The UAE-based energy firm Dana Gas plans to cut costs in 2016, its chief executive told Reuters on Sunday.
The Abu Dhabi-listed firm plans to cut general and administrative expenses by 55% in 2016 and operating expenses by a smaller amount due to a prolonged period of low crude prices, CEO Patrick Allman-Ward said.
“We need to prepare ourselves for the continued low oil price environment going forward,” Allman-Ward told reporters on an earnings call.
Since the beginning of the year the firm has cut $5mn in costs by lowering general and administrative expenses, as well as reducing the workforce in the fourth quarter of this year, according to a company statement on Sunday.
Dana Gas reported a net loss of $9mn in Q3 2015, from a profit of $38mn in the prior-year period, it said in the statement. Allman-Ward said the fourth quarter would be similarly challenging.
Dana Gas saw falling profits in the first and second quarters and a loss in the fourth quarter of 2014, hit by a slump in oil prices.

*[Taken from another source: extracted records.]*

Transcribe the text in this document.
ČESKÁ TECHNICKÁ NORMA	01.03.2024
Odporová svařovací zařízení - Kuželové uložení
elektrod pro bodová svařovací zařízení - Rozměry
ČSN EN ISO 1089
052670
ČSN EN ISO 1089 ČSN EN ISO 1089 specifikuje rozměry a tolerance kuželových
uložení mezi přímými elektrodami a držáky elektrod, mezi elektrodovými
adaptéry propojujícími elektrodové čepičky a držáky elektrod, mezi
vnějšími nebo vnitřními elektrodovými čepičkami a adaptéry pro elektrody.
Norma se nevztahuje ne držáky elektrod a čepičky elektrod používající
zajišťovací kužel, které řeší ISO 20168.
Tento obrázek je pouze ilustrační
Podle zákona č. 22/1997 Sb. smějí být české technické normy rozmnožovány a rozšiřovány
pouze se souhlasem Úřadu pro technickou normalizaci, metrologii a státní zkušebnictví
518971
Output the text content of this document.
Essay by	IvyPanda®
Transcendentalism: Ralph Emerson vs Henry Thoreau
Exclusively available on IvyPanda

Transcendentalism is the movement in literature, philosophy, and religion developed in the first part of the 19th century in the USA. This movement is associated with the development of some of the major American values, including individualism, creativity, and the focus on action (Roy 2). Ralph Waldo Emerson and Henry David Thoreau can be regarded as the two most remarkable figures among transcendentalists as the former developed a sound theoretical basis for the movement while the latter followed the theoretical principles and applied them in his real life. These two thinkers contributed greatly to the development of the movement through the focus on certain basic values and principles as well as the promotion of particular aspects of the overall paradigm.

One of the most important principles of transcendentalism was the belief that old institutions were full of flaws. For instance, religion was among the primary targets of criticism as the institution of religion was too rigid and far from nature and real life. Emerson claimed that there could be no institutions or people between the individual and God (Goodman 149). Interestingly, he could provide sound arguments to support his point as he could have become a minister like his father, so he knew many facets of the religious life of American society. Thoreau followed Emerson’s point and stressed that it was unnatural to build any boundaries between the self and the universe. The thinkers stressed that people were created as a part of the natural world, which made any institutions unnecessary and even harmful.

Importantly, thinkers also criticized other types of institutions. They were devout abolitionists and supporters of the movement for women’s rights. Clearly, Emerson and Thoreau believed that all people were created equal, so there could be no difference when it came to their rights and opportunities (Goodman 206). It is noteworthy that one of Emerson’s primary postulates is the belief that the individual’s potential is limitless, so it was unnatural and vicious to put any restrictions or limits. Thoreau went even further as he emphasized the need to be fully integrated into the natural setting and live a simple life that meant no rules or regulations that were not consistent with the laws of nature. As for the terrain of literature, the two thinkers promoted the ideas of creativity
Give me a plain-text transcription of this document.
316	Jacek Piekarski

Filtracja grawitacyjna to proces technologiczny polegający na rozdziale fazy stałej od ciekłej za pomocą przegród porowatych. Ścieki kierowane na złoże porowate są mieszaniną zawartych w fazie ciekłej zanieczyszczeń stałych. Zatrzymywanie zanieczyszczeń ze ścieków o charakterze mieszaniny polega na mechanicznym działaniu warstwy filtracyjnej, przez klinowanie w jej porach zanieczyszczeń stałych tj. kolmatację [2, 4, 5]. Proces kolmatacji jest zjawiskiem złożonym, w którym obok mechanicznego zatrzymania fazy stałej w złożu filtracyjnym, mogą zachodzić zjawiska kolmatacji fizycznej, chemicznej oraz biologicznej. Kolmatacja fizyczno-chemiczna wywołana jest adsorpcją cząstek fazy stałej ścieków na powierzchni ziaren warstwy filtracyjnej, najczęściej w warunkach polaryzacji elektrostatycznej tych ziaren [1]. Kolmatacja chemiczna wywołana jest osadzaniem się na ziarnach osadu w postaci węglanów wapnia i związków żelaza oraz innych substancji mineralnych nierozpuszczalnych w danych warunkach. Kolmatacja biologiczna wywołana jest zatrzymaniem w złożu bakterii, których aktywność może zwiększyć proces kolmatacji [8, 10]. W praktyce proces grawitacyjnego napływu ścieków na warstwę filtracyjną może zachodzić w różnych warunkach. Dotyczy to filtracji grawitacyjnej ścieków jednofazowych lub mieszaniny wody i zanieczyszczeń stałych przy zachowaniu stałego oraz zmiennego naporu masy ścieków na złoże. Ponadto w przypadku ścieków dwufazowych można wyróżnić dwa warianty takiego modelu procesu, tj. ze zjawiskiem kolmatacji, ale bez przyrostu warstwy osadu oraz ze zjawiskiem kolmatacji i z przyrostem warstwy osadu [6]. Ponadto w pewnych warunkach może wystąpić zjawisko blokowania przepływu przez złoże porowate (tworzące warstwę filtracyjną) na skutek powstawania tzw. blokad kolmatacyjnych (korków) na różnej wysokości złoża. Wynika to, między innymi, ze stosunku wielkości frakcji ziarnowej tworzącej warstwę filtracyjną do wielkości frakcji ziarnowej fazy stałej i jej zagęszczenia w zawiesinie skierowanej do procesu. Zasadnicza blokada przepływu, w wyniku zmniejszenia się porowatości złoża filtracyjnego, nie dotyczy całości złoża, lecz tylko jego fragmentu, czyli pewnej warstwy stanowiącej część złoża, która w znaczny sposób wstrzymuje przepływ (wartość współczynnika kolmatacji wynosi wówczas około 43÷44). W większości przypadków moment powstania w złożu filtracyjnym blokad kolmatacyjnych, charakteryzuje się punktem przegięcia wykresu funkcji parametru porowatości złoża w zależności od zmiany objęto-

A bright spot is Egypt, where the company expects production to increase significantly in 2016, he said. Dana expects initial production from the Balsam Field in the Nile Delta to come on stream before the end of the year.
The company recorded 32,144 barrels of oil equivalent per day in Egypt in the third quarter, a decline of 21% from the same period in 2014.
Allman-Ward also said he expected a judgment ‘imminently’ on a legal dispute with Iraq’s Kurdistan Regional Government (KRG). The company is one of the largest oil and gas investors in Iraq’s semi-autonomous Kurdish region.
On September 21 it was among claimants that made an application to the London Court of International Arbitration Tribunal for a final monetary award against the Kurdish government for outstanding unpaid invoices for produced condensate and LPG.